The relatively small amount of energy released when ATP is hydrolysed ($30.5 \text{ kJ mol}^{-1}$) makes it remarkably efficient for cellular use. This controlled energy release offers several advantages:

The role of coenzymes in respiration

While enzymes catalyse the many reactions in respiration, some of these reactions require additional molecules to function properly. These helper molecules are called coenzymes.

Coenzymes are non-protein organic molecules that bind to an enzyme's active site to assist its catalytic activity. They are particularly important in dehydrogenase enzymes, which catalyse oxidation and reduction reactions by removing or adding hydrogen atoms to substrates.

When coenzymes accept hydrogen atoms, they become reduced. When they donate hydrogen atoms to another molecule, they become oxidised. The hydrogen atoms they carry later divide into protons ($\text{H}^+$) and electrons ($\text{e}^-$).

NAD (nicotinamide adenine dinucleotide)

NAD is a vital hydrogen carrier molecule synthesised within cells. Its structure includes nicotinamide (derived from vitamin B3), two ribose sugars, adenine, and two phosphate groups.

During respiration, the nicotinamide portion of NAD accepts a pair of hydrogen atoms from substrates being oxidised. This converts NAD to its reduced form, reduced NAD (often written as NADH). The reduced NAD then carries these hydrogen atoms to other parts of the respiratory pathway where they are needed.

FAD (flavin adenine dinucleotide)

FAD has a similar role to NAD, acting as a hydrogen carrier in respiratory reactions. Its structure contains riboflavin (vitamin B2), adenosine, and two phosphate groups.

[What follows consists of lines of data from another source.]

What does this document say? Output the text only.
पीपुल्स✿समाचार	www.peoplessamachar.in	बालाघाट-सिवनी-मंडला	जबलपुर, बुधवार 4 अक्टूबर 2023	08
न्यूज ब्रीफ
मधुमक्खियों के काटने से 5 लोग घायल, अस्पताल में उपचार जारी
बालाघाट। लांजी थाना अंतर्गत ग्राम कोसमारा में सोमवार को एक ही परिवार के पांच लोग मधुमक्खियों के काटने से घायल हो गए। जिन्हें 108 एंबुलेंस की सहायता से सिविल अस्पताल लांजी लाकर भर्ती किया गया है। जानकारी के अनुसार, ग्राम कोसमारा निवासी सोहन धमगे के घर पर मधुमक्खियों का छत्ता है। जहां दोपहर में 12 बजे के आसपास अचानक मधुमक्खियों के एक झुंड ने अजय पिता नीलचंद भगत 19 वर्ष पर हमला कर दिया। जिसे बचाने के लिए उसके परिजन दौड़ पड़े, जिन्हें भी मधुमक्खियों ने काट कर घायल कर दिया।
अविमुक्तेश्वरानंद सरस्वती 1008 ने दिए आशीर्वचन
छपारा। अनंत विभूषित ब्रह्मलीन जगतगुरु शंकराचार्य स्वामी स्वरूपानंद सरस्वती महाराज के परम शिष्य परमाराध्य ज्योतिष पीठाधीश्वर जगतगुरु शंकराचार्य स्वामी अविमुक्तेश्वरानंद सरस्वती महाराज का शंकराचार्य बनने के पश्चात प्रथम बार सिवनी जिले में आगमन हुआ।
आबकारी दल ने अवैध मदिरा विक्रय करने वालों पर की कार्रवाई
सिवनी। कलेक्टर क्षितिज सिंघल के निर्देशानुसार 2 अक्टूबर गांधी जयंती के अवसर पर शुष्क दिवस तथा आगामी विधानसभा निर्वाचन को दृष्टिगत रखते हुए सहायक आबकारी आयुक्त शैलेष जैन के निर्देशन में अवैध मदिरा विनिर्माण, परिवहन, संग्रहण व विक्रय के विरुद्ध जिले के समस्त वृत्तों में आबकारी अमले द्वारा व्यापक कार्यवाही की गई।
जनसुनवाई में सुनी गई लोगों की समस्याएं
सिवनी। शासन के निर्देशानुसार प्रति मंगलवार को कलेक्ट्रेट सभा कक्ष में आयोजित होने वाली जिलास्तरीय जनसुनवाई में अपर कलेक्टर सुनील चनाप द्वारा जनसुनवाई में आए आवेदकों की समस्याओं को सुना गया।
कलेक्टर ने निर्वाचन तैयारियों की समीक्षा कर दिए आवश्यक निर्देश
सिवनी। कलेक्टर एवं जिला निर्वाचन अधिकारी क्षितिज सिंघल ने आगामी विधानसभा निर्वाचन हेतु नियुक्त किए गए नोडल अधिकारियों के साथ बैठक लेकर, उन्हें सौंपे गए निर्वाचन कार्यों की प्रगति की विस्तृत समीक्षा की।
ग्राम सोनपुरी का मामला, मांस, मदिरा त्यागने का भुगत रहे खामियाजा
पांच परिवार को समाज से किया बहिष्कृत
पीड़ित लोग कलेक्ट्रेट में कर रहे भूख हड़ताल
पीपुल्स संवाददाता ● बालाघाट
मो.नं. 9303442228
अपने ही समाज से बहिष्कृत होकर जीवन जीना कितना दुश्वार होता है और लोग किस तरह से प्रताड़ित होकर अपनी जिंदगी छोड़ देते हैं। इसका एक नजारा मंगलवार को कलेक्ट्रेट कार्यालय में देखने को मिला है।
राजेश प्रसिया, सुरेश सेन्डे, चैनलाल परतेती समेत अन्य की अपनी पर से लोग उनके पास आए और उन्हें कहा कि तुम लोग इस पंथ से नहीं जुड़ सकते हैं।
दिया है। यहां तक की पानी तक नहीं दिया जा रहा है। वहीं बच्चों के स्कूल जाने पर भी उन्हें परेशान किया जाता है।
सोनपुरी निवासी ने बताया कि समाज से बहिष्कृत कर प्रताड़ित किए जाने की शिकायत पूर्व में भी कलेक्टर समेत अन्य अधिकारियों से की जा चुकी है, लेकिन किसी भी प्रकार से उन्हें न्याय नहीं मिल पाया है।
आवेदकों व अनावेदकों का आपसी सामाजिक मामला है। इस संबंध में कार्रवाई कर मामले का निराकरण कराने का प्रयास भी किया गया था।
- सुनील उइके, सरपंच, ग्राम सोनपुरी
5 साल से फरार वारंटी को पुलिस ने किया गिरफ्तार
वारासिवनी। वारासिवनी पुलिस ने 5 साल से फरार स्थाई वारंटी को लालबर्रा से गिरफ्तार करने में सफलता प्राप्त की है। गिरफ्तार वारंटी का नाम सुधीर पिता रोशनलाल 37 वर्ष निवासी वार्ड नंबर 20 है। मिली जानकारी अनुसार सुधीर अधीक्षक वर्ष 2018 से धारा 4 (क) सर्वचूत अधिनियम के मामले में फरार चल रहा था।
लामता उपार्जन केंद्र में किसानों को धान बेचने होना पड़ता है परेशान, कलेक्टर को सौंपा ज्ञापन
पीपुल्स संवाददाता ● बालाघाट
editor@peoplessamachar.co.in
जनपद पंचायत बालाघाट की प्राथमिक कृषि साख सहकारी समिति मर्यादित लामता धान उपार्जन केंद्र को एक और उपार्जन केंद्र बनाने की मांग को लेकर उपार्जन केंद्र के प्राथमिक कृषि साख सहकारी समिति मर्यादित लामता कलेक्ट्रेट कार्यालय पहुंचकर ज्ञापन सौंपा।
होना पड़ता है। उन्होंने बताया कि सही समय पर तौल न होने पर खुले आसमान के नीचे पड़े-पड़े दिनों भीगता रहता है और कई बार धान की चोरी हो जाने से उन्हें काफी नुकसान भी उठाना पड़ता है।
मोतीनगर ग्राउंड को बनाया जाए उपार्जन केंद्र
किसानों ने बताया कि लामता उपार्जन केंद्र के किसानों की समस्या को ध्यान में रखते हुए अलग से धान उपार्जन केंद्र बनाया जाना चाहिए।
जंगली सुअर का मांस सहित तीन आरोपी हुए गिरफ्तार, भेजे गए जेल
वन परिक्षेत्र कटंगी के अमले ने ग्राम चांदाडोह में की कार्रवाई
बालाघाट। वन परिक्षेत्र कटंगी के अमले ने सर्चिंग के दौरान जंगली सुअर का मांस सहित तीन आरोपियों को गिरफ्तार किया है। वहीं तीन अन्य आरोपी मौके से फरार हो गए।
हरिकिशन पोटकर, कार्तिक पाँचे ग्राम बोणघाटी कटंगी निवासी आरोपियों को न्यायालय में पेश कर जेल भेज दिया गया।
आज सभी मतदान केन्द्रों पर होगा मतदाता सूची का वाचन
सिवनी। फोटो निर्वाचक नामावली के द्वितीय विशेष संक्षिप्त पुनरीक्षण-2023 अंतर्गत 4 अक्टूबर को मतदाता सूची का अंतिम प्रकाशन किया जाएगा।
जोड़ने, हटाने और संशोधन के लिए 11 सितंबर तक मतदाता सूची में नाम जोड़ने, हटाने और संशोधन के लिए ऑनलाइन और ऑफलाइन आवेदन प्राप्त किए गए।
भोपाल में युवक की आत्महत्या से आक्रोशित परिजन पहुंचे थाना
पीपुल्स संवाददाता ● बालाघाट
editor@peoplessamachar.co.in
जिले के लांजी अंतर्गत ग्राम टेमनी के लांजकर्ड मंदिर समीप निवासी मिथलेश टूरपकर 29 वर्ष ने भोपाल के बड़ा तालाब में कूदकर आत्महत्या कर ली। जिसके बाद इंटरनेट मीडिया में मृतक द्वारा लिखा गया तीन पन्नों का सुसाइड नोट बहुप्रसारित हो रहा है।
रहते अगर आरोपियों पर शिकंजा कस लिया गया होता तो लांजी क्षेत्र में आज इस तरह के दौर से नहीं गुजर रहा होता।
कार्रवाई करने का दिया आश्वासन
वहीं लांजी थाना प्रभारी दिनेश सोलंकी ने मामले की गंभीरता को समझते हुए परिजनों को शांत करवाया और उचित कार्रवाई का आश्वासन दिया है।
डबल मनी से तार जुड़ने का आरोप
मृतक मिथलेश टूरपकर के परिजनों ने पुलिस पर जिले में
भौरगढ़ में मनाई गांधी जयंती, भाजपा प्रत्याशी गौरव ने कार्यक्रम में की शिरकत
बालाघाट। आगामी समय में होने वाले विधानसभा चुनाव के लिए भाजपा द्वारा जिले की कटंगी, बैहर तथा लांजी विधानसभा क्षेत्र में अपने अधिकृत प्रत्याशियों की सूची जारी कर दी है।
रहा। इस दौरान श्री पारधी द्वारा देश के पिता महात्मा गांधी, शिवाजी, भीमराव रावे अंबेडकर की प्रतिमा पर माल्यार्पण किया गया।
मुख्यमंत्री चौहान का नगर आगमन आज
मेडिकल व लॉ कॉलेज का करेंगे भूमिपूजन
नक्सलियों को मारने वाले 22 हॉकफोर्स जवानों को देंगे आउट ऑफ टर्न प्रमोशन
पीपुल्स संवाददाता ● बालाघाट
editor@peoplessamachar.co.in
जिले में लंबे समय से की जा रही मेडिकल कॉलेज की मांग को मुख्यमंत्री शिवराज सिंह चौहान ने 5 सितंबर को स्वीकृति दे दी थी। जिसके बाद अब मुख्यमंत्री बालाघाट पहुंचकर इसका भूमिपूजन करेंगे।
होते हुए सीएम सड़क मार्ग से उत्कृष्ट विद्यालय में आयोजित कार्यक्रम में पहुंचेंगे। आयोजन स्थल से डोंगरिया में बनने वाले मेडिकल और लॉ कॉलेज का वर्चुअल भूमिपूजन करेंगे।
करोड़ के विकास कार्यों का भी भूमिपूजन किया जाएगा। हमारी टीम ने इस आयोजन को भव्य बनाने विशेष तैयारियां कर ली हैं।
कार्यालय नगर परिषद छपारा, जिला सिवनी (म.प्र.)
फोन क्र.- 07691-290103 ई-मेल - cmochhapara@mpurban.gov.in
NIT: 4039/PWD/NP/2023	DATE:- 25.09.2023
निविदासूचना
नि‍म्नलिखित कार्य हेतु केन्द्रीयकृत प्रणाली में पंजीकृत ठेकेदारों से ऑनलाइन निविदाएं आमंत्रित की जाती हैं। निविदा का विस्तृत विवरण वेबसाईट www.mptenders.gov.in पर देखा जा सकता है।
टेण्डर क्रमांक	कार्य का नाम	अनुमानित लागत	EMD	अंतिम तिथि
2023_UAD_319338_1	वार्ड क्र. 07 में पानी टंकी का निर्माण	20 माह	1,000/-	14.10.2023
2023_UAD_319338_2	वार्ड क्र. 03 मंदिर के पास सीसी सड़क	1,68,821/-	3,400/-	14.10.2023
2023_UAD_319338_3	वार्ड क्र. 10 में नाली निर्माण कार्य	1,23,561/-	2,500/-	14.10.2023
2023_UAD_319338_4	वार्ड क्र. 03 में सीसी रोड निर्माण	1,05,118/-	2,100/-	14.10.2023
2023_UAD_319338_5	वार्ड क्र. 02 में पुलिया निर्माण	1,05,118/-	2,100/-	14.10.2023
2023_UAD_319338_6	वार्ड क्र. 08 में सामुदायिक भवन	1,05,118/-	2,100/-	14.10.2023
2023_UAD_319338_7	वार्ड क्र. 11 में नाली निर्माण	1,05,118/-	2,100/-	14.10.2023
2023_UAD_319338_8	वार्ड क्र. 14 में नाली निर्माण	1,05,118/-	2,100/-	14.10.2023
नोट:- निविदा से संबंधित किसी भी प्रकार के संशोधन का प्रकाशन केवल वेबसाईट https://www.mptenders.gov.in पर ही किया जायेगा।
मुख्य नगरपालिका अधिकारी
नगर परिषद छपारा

However, FAD differs from NAD in an important way: FAD is tightly bound to dehydrogenase enzymes embedded in the inner mitochondrial membrane. Because of this fixed position, FAD cannot pump hydrogen atoms into the intermembranal space like NAD can. Instead, reduced FAD returns hydrogen atoms directly to the mitochondrial matrix.

Coenzyme A

Coenzyme A (abbreviated as CoA) consists of adenosine, three phosphate groups, pantothenic acid (vitamin B5), and the amino acid cysteine.

Unlike NAD and FAD, CoA does not carry hydrogen atoms. Instead, it carries acetyl groups - two-carbon fragments produced when pyruvate is broken down during the link reaction. CoA transports these acetyl groups to the Krebs cycle where they enter the oxidation pathway.